Evolution is a big part of what separates success from failure. The concept of “survival of the fittest” is built from our ability to adapt to ever changing conditions and hopefully make it through the weeding out of the weak. Montreal’s restaurant scene has evolved and is a far cry from what it was 10 years ago. In 2005 opulent supper clubs and trendy restaurants ruled the scene, as high-society party hoppers went from dinner to dancing each night at the same venue. In some cases as soon as the empty plates were cleared, the tables became the dance floor.
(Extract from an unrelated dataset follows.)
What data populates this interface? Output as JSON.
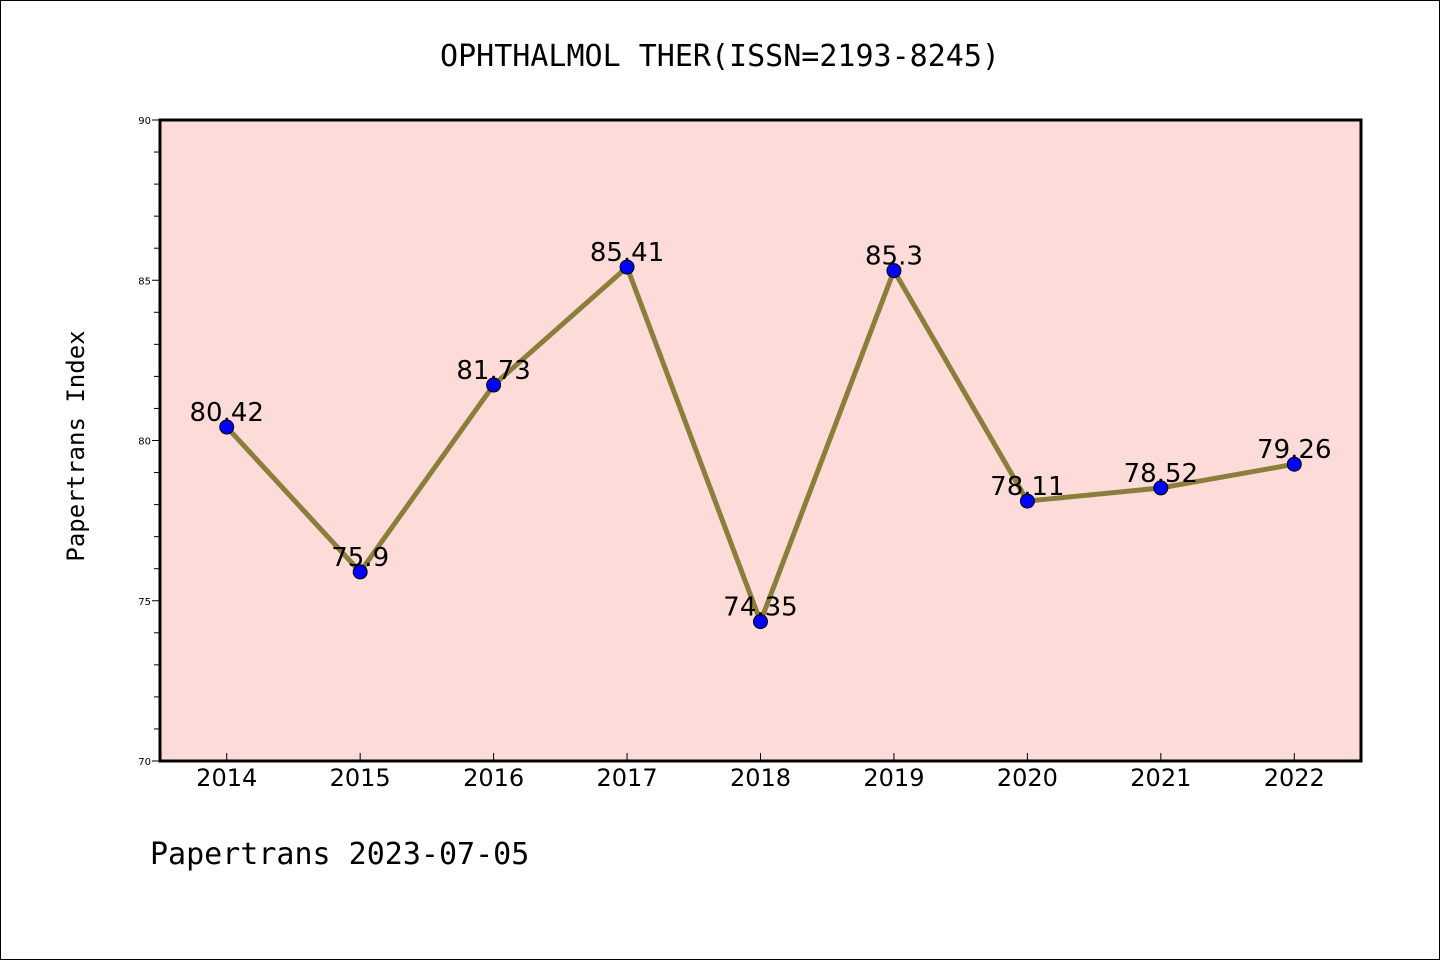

Today’s scene is much more conservative with bottle service and partying almost completely replaced by a smarter gastronomical food culture. Time Supper Club has done something that a lot of restaurants that once shared the hot-spotlight failed to do; it has survived. By adapting to different needs, the once infamous restaurant/nightclub has evolved into a malleable and unique private event space with enough capacity for a 600-guest cocktail party and a seating capacity of 250 guests. There are not many independent spaces like this in Montreal and Time offers a unique venue for those who are looking for something in the urban landscape, yet a little different. As far as recommending the space, I’d be happy to point clients in Time’s direction.
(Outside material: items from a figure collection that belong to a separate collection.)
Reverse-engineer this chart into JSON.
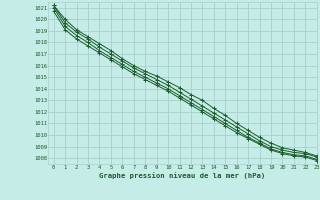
{
  "title": "Graphe pression niveau de la mer (hPa)",
  "background_color": "#c6ece8",
  "grid_color": "#a8d0cc",
  "line_color": "#1a5c2a",
  "text_color": "#1a5c2a",
  "xlim": [
    -0.5,
    23
  ],
  "ylim": [
    1007.5,
    1021.5
  ],
  "xticks": [
    0,
    1,
    2,
    3,
    4,
    5,
    6,
    7,
    8,
    9,
    10,
    11,
    12,
    13,
    14,
    15,
    16,
    17,
    18,
    19,
    20,
    21,
    22,
    23
  ],
  "yticks": [
    1008,
    1009,
    1010,
    1011,
    1012,
    1013,
    1014,
    1015,
    1016,
    1017,
    1018,
    1019,
    1020,
    1021
  ],
  "lines": [
    [
      1021.2,
      1020.0,
      1019.1,
      1018.5,
      1017.9,
      1017.3,
      1016.6,
      1016.0,
      1015.5,
      1015.1,
      1014.6,
      1014.1,
      1013.5,
      1013.0,
      1012.3,
      1011.7,
      1011.0,
      1010.4,
      1009.8,
      1009.3,
      1008.9,
      1008.7,
      1008.5,
      1008.2
    ],
    [
      1021.2,
      1019.7,
      1018.9,
      1018.3,
      1017.6,
      1017.0,
      1016.4,
      1015.8,
      1015.3,
      1014.8,
      1014.3,
      1013.7,
      1013.1,
      1012.5,
      1011.9,
      1011.3,
      1010.7,
      1010.1,
      1009.5,
      1009.0,
      1008.7,
      1008.5,
      1008.4,
      1008.1
    ],
    [
      1021.0,
      1019.4,
      1018.6,
      1018.0,
      1017.3,
      1016.7,
      1016.1,
      1015.5,
      1015.0,
      1014.5,
      1014.0,
      1013.4,
      1012.8,
      1012.2,
      1011.6,
      1011.0,
      1010.4,
      1009.8,
      1009.3,
      1008.8,
      1008.5,
      1008.3,
      1008.2,
      1007.9
    ],
    [
      1020.7,
      1019.1,
      1018.3,
      1017.7,
      1017.1,
      1016.5,
      1015.9,
      1015.3,
      1014.8,
      1014.3,
      1013.8,
      1013.2,
      1012.6,
      1012.0,
      1011.4,
      1010.8,
      1010.2,
      1009.7,
      1009.2,
      1008.7,
      1008.4,
      1008.2,
      1008.1,
      1007.8
    ]
  ]
}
At a recent blowout dinner thrown for almost 160 of Montreal’s media, event planners and hotel concierge, Time Supper Club’s bold new direction was front and centre for a hands-on experience like no other. We kicked the evening off in the upstairs VIP lounge that overlooks the main space below. Chatting with other guests, some were nostalgic about the nights they had back in the day at Time Supper Club. For them, being back at Time was like going back in time. This was my first ever experience at the venue and I was curious about how the night would unravel. We nibbled on canapés while sipping on cocktails and wine before heading downstairs to see what the chef was preparing for our dining pleasure. The menu featured 11 appetizers and 7 main courses, which meant the kitchen was busy well into the evening.
As mentioned before, I would be happy to recommend the space but the food I tried left me concerned. I feel like the chef over did it on providing us with such a vast selection. It feels like he threw everything in his arsenal at the wall to see what would stick. We tried everything from veal tongue to lamb tartar to duck confit, shrimp and more. I have no doubt that the chef knows what he’s doing and I am not doubting his capability but feeding 160 people 18 different dishes over a 5 hour period may not have been the best way to present the food. The kitchen seemed very versatile but they stretched themselves a bit too far by trying to show us everything.
The best dishes of the night included a tandoori tuna gravlax, heirloom beets and mozzarella di Buffala. I wasn’t as fond of the soggy, grilled-to-limp romaine lettuce (yes, grilled lettuce!) or the risotto. The risotto (pictured above) was undercooked and had a texture of chalky rice pudding. The use of mint didn’t help either. There were several other dishes that we didn’t even get a shot at because we had one plate for eight people. If you do choose Time Supper Club as your venue, pay close attention to what you want to see on the plates. I feel like a tighter sampling of fewer items on the menu would have made better sense. It would have given the kitchen more time to perfect each dish.
I love the space that houses Time Supper Club and I was happy to have been part of an event, celebrated in such an iconic Montreal restaurant. Though the food was a major misstep, I feel that with better direction, they can get it right.